Enviada em 10/10/2019

As Revoluções Indústrias dos séculos XVIII e XIX, foram responsáveis por originar os primeiros automóveis, que eram utilizados para transportar produtos e pessoas de um lugar para outro. Atualmente, grande parte da população usa carros para esses mesmos fins. Segundo pesquisas, existem cerca de sete bilhões de veículos no mundo. Entretanto, por mais que esses automóveis foram inventados para facilitar a vida das pessoas, nos dias de hoje, eles acabam por ter o efeito contrário, pois geram trânsito congestionado, o que atrapalha a mobilidade urbana, além de causarem poluição.        Atualmente, um dos maiores problemas da população brasileira é o trânsito congestionado que enfrentam todos os dias. Segundo o economista Guilherme Vianna, o Brasil perde cerca de 267 bilhões de reais por ano por conta dos congestionamentos. Além disso, ele ainda mostra que mais de nove milhões de pessoas demoram mais de uma hora para chegar ao trabalho todos os dias.

Ademais, o uso desses veículos aumenta os níveis de poluição no ar. De acordo com pesquisas do Instituto Saúde e Sustentabilidade, 95% da poluição atmosférica é provocada pelos veículos movidos a combustíveis fósseis. Ela afirma também, que essa poluição causada pelos carros é responsável por matar dois milhões de pessoas por ano.
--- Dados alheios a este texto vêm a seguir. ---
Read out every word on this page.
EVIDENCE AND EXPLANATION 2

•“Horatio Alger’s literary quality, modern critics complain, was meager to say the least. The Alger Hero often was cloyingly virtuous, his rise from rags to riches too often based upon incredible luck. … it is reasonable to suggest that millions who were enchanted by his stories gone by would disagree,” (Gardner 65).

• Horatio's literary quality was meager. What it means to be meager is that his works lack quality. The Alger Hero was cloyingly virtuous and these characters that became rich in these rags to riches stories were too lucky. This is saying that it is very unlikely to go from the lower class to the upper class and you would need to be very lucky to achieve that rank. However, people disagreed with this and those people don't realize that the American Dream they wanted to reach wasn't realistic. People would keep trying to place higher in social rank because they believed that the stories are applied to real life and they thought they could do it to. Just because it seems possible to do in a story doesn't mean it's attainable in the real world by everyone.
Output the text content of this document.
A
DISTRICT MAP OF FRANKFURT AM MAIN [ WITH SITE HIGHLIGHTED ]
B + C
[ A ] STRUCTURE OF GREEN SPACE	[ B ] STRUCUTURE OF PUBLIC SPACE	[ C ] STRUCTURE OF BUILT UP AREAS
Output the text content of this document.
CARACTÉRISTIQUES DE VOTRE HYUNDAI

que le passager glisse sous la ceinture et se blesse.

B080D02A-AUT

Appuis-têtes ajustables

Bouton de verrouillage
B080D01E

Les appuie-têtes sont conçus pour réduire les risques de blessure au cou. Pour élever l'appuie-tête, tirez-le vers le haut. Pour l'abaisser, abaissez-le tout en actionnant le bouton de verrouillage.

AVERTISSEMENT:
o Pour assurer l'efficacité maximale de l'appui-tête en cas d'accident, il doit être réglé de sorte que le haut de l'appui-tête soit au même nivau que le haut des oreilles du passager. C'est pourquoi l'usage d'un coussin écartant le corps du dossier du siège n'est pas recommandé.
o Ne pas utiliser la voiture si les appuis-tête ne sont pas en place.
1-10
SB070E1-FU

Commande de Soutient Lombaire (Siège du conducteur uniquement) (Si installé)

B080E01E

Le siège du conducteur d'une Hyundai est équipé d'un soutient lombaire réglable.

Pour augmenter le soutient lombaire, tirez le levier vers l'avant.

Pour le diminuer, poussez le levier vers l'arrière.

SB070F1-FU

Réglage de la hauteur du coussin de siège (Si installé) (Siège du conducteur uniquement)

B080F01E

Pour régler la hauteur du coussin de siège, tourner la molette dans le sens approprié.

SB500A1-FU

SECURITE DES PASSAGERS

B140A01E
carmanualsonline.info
Dessa formar, maneiras precisam ser tomadas para a diminuição da crise na mobilidade urbana brasileira. O Ministério de Transporte, junto do Ministério das Cidades, deve criar programas para conscientizar a população do uso desses veículos, além de incentivar que elas passem a utilizar mais os transportes públicos. Esses programas serão realizados por meio de palestras em lugares abertos e de fácil acesso a população. Ademais, elas serão divulgadas por meio da distribuição de panfletos, por voluntários do programa, nas residências das regiões onde ocorrerão esses eventos. Agindo assim e pensando nas palavras de Mahatma Gandhi, “o futuro depende do que é feito no presente”, em alguns anos a crise na mobilidade urbana brasileira deixará de crescer.